In 1986, director John McNaughton was hired by a Chicago-based video company to make a quickie violent exploitation film inspired by the true story of serial killer Henry Lee Lucas. McNaughton returned with a violent film all right, only it wasn’t the “fun” Freddy Krueger-style slasher film the producers were expecting. The resulting film, “Henry: Portrait of a Serial Killer,” was a true look into the void and an attempt to delve realistically into the mind of a monster, without sensationalism or cheap emotion. It was immediately called one of the most disturbing and upsetting films ever made. The film was eventually released in 1990 unrated (since the ratings board refused to give it an R) and was a success with critics, who lauded the film’s realistic tone and fine acting.
McNaughton’s 1996 film “Normal Life” was an equally audacious attempt to drain the “criminal lovers on the run” genre (popularized by “Bonnie and Clyde”) of its sensationalism and tendency to portray its lead characters as romantic “beautiful losers.” While McNaughton doesn’t seem to hate his lead characters in “Normal Life,” he doesn’t see them as misguided heroes either.
Luke Perry and Ashley Judd give, arguably, their finest performances as a troubled married couple who turn to armed robbery to fund their version of the American Dream. Perry plays the decent, but painfully co-dependent cop with a romantic hero complex named Chris. Judd plays an emotionally disturbed and grossly immature woman named Pam. When Chris sees Pam for the first time in a bar, she has had a fight with her boyfriend and cuts her hand on a broken glass. He brings bandages over and asks her to dance. It goes downhill from there … Eventually, Chris and Pam marry, but Pam’s mental instability and immaturity put them in a deep financial hole. Chris eventually turns to crime to dig their way out and Pam, turned on by Chris’s recent path, eagerly joins in. The result is a coldly brilliant portrayal of two criminals on a downward spiral.
Perry and Judd are two actors I’ve never had much affection for, but their performances in “Normal Life” are mesmerizing. Judd brilliantly plays Pam’s emotional train-wreck of a character all too well. With his droopy mustache and passive nature, Perry positively nails the type of co-dependent person who falls in love with someone like Judd’s character and desperately tries to make the relationship work at any cost, despite the fact that the Judd character continually proves she don’t deserve it.

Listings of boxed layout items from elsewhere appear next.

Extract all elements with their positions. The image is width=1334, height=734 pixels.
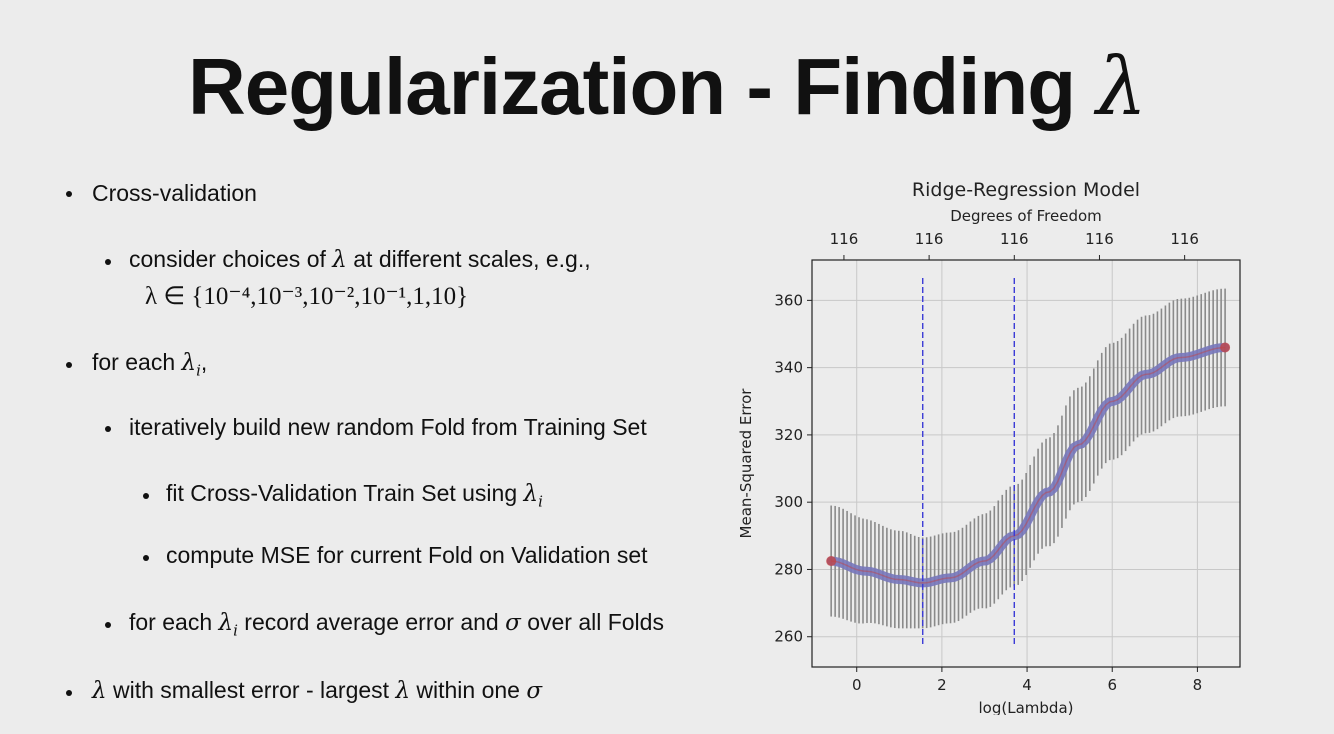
sigma-symbol: σ (526, 678, 543, 704)
lambda-symbol: λ (92, 678, 107, 704)
data-point (826, 556, 837, 567)
bullet-build-fold: iteratively build new random Fold from T… (129, 414, 647, 440)
mean-line (826, 343, 1230, 588)
top-tick-label: 116 (1170, 230, 1199, 248)
text: consider choices of (129, 246, 326, 272)
x-tick-label: 2 (937, 676, 947, 694)
y-tick-label: 340 (774, 359, 803, 377)
ridge-regression-chart: 0 2 4 6 8 260 280 300 320 340 360 116 116 116 116 116 Ri… (737, 179, 1241, 715)
x-tick-label: 0 (852, 676, 862, 694)
subscript: i (538, 492, 543, 511)
bullet-dot (143, 555, 149, 561)
top-axis-label: Degrees of Freedom (950, 207, 1102, 225)
data-point (1220, 342, 1231, 353)
top-tick-label: 116 (1085, 230, 1114, 248)
subscript: i (196, 361, 201, 380)
top-tick-label: 116 (1000, 230, 1029, 248)
bullet-dot (66, 191, 72, 197)
x-tick-label: 6 (1107, 676, 1117, 694)
bullet-list: Cross-validation consider choices of λ a… (66, 180, 664, 704)
lambda-symbol: λ (218, 610, 234, 636)
plot-background (812, 260, 1240, 667)
top-tick-label: 116 (915, 230, 944, 248)
plot-frame (811, 259, 1241, 668)
bullet-dot (105, 426, 111, 432)
bullet-dot (66, 690, 72, 696)
text: for each (129, 609, 213, 635)
x-tick-label: 4 (1022, 676, 1032, 694)
bullet-consider-choices: consider choices of λ at different scale… (129, 246, 591, 273)
bullet-compute-mse: compute MSE for current Fold on Validati… (166, 542, 648, 568)
text: for each (92, 349, 176, 375)
text: within one (416, 677, 520, 703)
y-tick-label: 320 (774, 426, 803, 444)
bullet-cross-validation: Cross-validation (92, 180, 257, 206)
text: with smallest error - largest (112, 677, 390, 703)
bullet-smallest-error: λ with smallest error - largest λ within… (92, 677, 542, 704)
bullet-fit-train: fit Cross-Validation Train Set using λi (166, 480, 543, 511)
lambda-symbol: λ (523, 481, 539, 507)
title-lambda: λ (1096, 40, 1147, 133)
text: at different scales, e.g., (353, 246, 591, 272)
y-tick-label: 280 (774, 560, 803, 578)
y-tick-label: 260 (774, 628, 803, 646)
text: record average error and (244, 609, 499, 635)
bullet-record-error: for each λi record average error and σ o… (129, 609, 664, 640)
bullet-dot (105, 259, 111, 265)
mean-points-trace (831, 346, 1226, 584)
title-text: Regularization - Finding (188, 42, 1076, 131)
slide-title: Regularization - Finding λ (0, 40, 1334, 133)
lambda-symbol: λ (181, 350, 197, 376)
sigma-symbol: σ (505, 610, 521, 636)
bullet-dot (143, 493, 149, 499)
lambda-set: λ ∈ {10⁻⁴,10⁻³,10⁻²,10⁻¹,1,10} (145, 283, 469, 310)
subscript: i (233, 621, 238, 640)
text: fit Cross-Validation Train Set using (166, 480, 518, 506)
y-tick-label: 300 (774, 493, 803, 511)
x-tick-label: 8 (1193, 676, 1203, 694)
bullet-dot (105, 622, 111, 628)
text: over all Folds (527, 609, 664, 635)
x-axis-label: log(Lambda) (979, 699, 1074, 715)
text: , (200, 349, 208, 375)
chart-title: Ridge-Regression Model (912, 179, 1140, 201)
bullet-dot (66, 362, 72, 368)
top-tick-label: 116 (830, 230, 859, 248)
lambda-symbol: λ (395, 678, 411, 704)
y-axis-label: Mean-Squared Error (737, 388, 755, 539)
bullet-for-each-lambda: for each λi, (92, 349, 207, 380)
y-tick-label: 360 (774, 291, 803, 309)
lambda-symbol: λ (332, 247, 347, 273)
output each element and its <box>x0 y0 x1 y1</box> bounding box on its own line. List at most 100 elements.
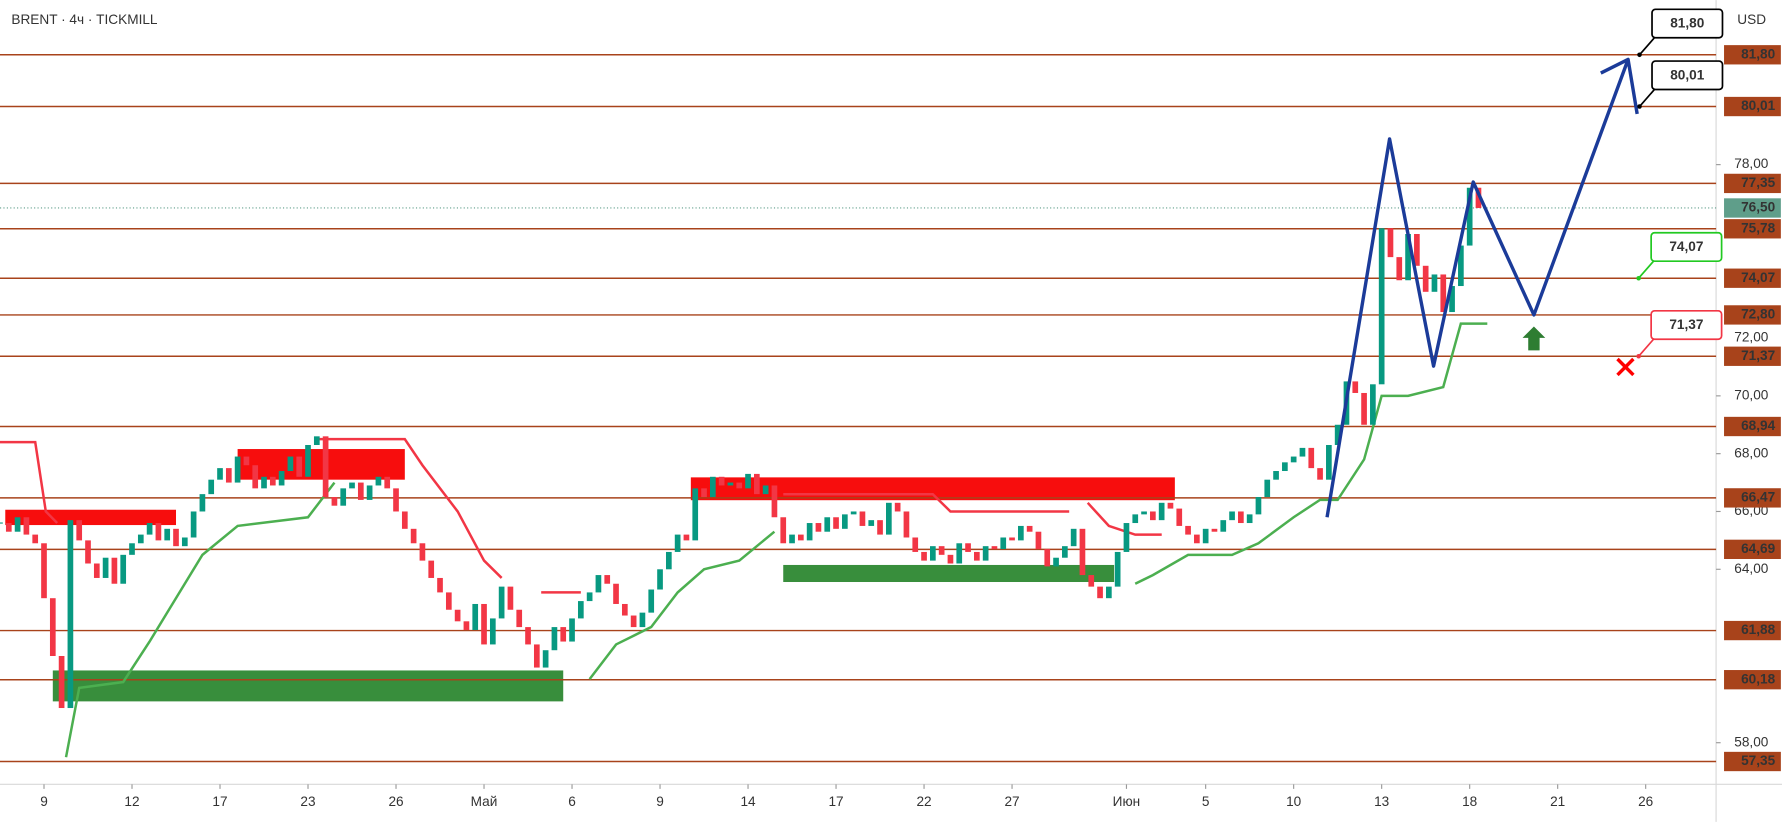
candle <box>621 603 628 616</box>
candle <box>375 476 382 486</box>
candle <box>67 520 74 709</box>
candle <box>1018 525 1024 541</box>
level-label: 81,80 <box>1741 46 1776 61</box>
candle <box>1422 265 1429 292</box>
candle <box>683 534 690 541</box>
candle <box>1238 511 1244 524</box>
candle <box>1255 497 1262 515</box>
level-label-bg <box>1724 670 1781 690</box>
candle <box>1000 537 1007 550</box>
candle <box>419 543 426 561</box>
candle <box>859 511 866 526</box>
candle <box>1449 286 1455 313</box>
candle <box>278 471 285 486</box>
candle <box>894 502 901 512</box>
level-label-bg <box>1724 305 1781 325</box>
candle <box>261 476 267 489</box>
level-label-bg <box>1724 416 1781 437</box>
candle <box>1158 502 1165 521</box>
candle <box>1026 525 1033 532</box>
last-price-label: 76,50 <box>1741 200 1776 215</box>
candle <box>14 517 21 532</box>
candle <box>842 514 848 529</box>
candle <box>102 557 109 578</box>
candle <box>1097 586 1103 599</box>
annotation-text: 74,07 <box>1669 239 1703 254</box>
indicator-line <box>64 481 336 758</box>
x-tick-label: 23 <box>300 794 315 809</box>
candle <box>305 444 311 477</box>
candle <box>489 618 496 645</box>
candle <box>1431 274 1438 292</box>
level-label: 68,94 <box>1741 418 1776 433</box>
candle <box>1114 551 1121 587</box>
candle <box>393 488 399 512</box>
candle <box>1053 557 1059 567</box>
candle <box>243 456 250 466</box>
candle <box>322 436 329 498</box>
candle <box>217 468 223 480</box>
candle <box>1440 274 1447 313</box>
candle <box>639 612 646 628</box>
candle <box>1475 187 1482 208</box>
candle <box>542 650 549 668</box>
candle <box>824 517 831 532</box>
candle <box>1352 381 1359 393</box>
level-label-bg <box>1724 219 1781 239</box>
candle <box>1299 447 1306 457</box>
candle <box>833 517 839 529</box>
x-tick-label: 22 <box>916 794 931 809</box>
candle <box>428 560 435 578</box>
candle <box>1079 528 1086 576</box>
y-tick-label: 78,00 <box>1734 156 1769 171</box>
indicator-line <box>1086 501 1162 536</box>
candle <box>674 534 681 552</box>
annotation-text: 71,37 <box>1669 317 1703 332</box>
candle <box>454 609 461 622</box>
y-tick-label: 70,00 <box>1734 387 1769 402</box>
candle <box>850 511 857 515</box>
candle <box>1220 520 1227 532</box>
candle <box>577 601 584 619</box>
candle <box>1088 575 1095 587</box>
candle <box>252 465 259 489</box>
level-label: 77,35 <box>1741 175 1776 190</box>
candle <box>437 577 443 593</box>
candle <box>1466 187 1473 246</box>
level-label-bg <box>1724 45 1781 65</box>
candle <box>877 520 883 535</box>
zone <box>5 509 177 526</box>
candle <box>287 456 294 472</box>
level-label: 66,47 <box>1741 489 1775 504</box>
candle <box>463 621 470 630</box>
zone <box>52 670 564 702</box>
candle <box>1211 528 1218 532</box>
level-label: 75,78 <box>1741 220 1776 235</box>
marker <box>1522 326 1546 351</box>
candle <box>753 473 760 495</box>
candle <box>1194 534 1200 544</box>
candle <box>665 551 672 570</box>
candle <box>155 523 162 541</box>
x-tick-label: 26 <box>1638 794 1653 809</box>
level-label-bg <box>1724 751 1781 772</box>
candle <box>58 655 65 709</box>
candle <box>938 546 945 555</box>
x-tick-label: 27 <box>1004 794 1019 809</box>
indicator-line <box>316 437 503 579</box>
x-tick-label: 18 <box>1462 794 1477 809</box>
level-label: 80,01 <box>1741 98 1776 113</box>
y-tick-label: 72,00 <box>1734 330 1769 345</box>
candle <box>1326 444 1332 480</box>
annotation-pointer <box>1638 36 1657 56</box>
candle <box>1458 245 1464 287</box>
candle <box>736 482 743 489</box>
candle <box>234 456 241 483</box>
x-tick-label: 17 <box>212 794 227 809</box>
candle <box>780 517 787 544</box>
indicator-line <box>0 440 59 524</box>
candle <box>1123 523 1130 552</box>
candle <box>586 592 593 602</box>
zone <box>783 564 1115 583</box>
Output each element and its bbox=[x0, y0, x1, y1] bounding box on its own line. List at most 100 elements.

“Normal Life” was dumped by its distributor Fine Line into home video hell. I didn’t post the trailer, because frankly, it makes the film look like the cheesiest straight-to-video schlock that I’m sure the studio thought they had. But trust me, the film is so much better than that and it deserves to be seen without being prejudiced by the atrocious trailer that I found online. A true gem if there ever was one.